Eric Anderson
Eric Anderson studies and teaches the history of modern design, with interests in interiors and domesticity, design exhibitions and media, psychological theories in design, and the global history of modernism. His articles and reviews have appeared in the journals West 86th, Centropa, Journal of Design History, Nineteenth-Century Art Worldwide, Austrian History Yearbook, German History and Burlington Magazine and in books including Design Dialogue: Jews, Culture and Viennese Modernism (Vienna, 2018), Making Home: The Arts and Crafts Movement and the Reform of Everyday Life (New Haven, 2018), Klimt und der Ringstrasse (Vienna, 2015) and Performance, Fashion, and the Modern Interior (Oxford, 2011). As Fulbright-Freud Visiting Lecturer of Psychoanalysis at the Sigmund Freud Museum in Vienna in 2017, he conducted research toward a forthcoming book Dreams in Color: Vienna’s Decorative Experiences. His most recent project tracks intersections of design pedagogy and global discourses of development at the Ulm School of Design and through Ulm’s international exchanges in Latin America, South Asia and East Asia.

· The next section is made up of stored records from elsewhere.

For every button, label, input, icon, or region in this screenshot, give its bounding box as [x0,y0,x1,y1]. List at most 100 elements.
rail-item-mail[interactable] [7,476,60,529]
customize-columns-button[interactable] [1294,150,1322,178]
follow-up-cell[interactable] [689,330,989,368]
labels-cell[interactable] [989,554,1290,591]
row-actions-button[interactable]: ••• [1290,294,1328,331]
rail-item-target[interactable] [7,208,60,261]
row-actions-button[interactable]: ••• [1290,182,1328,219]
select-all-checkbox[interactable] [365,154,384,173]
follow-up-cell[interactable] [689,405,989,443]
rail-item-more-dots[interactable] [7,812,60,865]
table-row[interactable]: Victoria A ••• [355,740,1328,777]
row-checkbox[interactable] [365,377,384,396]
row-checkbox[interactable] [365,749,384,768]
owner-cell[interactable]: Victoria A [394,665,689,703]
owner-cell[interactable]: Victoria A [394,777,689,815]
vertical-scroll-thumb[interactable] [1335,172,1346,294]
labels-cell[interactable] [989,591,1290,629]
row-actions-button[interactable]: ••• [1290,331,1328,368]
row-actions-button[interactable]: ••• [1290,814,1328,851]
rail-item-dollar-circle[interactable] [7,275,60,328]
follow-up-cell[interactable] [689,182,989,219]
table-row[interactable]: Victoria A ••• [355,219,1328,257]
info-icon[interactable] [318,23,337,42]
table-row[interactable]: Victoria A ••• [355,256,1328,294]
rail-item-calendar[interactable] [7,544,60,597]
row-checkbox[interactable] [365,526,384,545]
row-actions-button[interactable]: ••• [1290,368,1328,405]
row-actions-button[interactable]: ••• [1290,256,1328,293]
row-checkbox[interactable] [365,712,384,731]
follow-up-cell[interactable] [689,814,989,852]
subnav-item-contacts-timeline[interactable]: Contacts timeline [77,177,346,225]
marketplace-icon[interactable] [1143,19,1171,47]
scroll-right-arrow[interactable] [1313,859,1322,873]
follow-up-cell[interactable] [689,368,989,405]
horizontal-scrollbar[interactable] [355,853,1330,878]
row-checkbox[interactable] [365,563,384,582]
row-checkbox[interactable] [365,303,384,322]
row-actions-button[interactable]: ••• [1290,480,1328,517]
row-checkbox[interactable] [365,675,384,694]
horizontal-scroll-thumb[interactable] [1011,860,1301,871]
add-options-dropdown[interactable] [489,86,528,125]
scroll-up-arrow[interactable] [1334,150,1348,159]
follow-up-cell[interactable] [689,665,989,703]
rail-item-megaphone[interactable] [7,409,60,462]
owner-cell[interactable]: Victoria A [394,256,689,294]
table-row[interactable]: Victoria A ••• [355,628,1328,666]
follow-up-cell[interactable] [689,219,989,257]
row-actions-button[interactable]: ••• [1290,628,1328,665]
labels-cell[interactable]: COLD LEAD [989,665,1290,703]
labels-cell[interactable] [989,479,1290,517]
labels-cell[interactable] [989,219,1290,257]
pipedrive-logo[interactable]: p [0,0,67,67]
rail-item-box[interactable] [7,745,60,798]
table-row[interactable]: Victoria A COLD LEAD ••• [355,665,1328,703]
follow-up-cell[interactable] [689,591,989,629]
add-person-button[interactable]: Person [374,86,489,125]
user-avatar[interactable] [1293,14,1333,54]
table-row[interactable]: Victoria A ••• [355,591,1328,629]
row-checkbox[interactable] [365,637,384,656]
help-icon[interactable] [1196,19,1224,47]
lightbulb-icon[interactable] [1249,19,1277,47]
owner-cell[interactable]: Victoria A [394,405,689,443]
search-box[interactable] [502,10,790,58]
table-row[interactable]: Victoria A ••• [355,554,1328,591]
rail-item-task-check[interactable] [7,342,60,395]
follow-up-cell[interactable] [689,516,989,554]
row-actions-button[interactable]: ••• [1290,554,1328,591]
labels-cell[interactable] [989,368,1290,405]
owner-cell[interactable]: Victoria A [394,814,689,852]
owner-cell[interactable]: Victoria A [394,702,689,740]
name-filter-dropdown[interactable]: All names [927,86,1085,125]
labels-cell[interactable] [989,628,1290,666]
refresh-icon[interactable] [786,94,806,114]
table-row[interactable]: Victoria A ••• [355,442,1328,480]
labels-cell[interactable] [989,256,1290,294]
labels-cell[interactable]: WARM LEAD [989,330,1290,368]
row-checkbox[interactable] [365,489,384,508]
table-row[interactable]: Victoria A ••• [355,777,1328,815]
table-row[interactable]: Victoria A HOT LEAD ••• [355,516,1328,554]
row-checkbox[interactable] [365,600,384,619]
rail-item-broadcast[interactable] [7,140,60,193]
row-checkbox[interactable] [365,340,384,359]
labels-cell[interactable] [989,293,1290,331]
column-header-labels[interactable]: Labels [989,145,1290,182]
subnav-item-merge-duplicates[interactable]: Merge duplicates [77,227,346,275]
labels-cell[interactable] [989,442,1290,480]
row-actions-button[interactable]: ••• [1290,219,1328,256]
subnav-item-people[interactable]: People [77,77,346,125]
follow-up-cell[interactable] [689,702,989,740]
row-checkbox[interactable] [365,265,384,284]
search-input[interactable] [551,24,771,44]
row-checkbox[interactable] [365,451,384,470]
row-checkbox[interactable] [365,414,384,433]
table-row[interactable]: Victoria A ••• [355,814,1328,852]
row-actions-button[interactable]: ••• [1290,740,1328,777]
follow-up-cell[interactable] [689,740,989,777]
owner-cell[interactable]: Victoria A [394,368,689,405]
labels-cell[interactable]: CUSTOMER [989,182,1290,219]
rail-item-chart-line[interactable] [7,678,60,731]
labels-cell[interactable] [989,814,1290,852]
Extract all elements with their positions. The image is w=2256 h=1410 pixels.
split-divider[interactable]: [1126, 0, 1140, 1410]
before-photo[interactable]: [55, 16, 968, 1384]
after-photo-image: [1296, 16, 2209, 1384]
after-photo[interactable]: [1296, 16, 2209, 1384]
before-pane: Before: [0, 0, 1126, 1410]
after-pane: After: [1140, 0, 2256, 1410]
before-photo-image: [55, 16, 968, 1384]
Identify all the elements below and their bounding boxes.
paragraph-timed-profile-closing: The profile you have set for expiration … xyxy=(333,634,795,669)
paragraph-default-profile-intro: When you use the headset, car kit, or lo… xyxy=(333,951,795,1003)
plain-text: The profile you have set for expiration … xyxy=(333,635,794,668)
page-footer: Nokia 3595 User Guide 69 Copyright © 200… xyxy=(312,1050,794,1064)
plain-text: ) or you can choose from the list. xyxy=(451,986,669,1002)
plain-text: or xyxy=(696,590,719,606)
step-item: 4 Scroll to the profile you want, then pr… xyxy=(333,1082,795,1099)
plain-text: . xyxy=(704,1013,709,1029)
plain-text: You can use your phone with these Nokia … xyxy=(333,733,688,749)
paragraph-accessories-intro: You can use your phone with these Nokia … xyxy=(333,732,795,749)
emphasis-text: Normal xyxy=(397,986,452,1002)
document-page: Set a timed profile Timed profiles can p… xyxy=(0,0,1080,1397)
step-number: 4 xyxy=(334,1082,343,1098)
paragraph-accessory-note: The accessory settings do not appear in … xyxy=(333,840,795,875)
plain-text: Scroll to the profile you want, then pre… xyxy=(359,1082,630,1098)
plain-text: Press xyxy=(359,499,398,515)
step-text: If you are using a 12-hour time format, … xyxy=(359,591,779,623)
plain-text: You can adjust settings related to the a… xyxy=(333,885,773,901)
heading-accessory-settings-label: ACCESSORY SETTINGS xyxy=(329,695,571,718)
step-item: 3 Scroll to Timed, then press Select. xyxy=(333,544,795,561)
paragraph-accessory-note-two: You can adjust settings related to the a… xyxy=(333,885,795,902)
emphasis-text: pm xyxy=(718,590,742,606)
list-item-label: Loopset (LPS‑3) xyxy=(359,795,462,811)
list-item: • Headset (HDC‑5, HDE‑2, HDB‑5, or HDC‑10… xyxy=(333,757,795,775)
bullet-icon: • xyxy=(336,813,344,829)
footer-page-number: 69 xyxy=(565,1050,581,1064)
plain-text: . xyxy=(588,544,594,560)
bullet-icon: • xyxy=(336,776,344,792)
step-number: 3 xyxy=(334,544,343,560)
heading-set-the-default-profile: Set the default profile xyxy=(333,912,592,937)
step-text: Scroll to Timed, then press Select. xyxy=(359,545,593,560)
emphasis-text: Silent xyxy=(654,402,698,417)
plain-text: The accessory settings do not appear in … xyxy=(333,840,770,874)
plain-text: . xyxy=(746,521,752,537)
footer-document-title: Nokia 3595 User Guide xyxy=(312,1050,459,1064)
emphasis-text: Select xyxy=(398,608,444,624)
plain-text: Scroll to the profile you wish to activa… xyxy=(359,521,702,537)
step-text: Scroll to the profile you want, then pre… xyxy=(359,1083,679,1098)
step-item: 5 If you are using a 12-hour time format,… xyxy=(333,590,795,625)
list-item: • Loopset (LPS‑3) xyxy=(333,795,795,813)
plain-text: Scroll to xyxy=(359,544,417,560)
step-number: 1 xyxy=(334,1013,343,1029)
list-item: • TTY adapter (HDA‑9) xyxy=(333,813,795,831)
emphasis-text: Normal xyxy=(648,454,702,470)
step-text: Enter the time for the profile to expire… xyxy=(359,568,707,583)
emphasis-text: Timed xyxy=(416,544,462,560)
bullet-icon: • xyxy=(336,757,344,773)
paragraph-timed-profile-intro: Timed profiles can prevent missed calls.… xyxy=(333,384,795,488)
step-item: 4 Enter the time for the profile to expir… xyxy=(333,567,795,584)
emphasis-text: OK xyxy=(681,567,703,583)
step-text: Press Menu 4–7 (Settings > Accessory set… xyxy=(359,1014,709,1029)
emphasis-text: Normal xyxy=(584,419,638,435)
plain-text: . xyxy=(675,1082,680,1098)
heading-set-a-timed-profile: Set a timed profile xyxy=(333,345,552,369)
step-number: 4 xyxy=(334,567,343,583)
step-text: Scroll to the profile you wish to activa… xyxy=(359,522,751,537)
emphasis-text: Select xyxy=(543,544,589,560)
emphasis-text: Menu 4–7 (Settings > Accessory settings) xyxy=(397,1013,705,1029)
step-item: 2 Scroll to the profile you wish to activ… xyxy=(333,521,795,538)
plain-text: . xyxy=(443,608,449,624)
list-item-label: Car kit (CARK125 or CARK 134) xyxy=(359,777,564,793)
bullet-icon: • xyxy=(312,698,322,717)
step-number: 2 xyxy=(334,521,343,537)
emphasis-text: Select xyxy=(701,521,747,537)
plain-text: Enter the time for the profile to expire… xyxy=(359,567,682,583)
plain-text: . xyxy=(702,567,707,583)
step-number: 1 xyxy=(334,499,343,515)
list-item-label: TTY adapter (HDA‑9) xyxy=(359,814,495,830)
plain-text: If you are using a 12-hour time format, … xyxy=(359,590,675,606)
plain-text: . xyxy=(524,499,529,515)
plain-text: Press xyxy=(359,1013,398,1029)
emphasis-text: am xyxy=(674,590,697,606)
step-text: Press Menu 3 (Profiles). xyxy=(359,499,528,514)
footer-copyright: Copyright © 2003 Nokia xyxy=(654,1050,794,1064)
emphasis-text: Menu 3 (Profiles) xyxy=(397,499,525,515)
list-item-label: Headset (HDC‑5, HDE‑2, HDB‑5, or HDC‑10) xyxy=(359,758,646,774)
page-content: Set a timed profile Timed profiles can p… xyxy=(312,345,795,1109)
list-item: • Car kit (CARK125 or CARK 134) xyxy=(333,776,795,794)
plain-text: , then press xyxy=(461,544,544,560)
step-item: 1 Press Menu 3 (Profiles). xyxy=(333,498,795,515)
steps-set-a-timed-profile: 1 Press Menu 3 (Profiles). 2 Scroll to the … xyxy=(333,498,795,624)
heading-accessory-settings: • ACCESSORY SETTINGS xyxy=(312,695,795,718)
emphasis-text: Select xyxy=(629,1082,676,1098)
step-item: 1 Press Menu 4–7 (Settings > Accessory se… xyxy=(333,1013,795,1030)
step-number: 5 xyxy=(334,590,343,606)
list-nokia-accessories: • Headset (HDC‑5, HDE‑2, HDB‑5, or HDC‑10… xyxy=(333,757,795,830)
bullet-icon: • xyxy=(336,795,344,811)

Academic areas of interest
- the domestic interior
- museums, exhibitions, display and media
- design and the social sciences (anthropology, ethnography, psychology)
- cultural history of Austria and Germany
- global design history
Courses
Spring 2025 Courses
GRAD 190G-01
CONVERSATIONS ON CONTEMPORARY DESIGN: MODERNISM AND BEYOND
SECTION DESCRIPTION
The course offers graduate students a forum for exploring historical and theoretical foundations of contemporary design and craft arts. Readings, discussions, lectures, and writing projects address a range of contexts for the practice of design, from materials and making, to ways that objects are encountered, consumed, and lived with, to design's promises and limitations for dealing with global crises of climate, poverty, conflict, disease, and displacement. Weekly meetings are structured around critical themes selected through student input. Readings and case studies offer points of departure for discussion and writing. Guest lectures by designers, curators, and critics provide viewpoints on contemporary practice. Culminating with a final artist statement and presentation, the work undertaken throughout the term will be oriented toward developing historical and critical frameworks in which to situate students' own studio and research practices.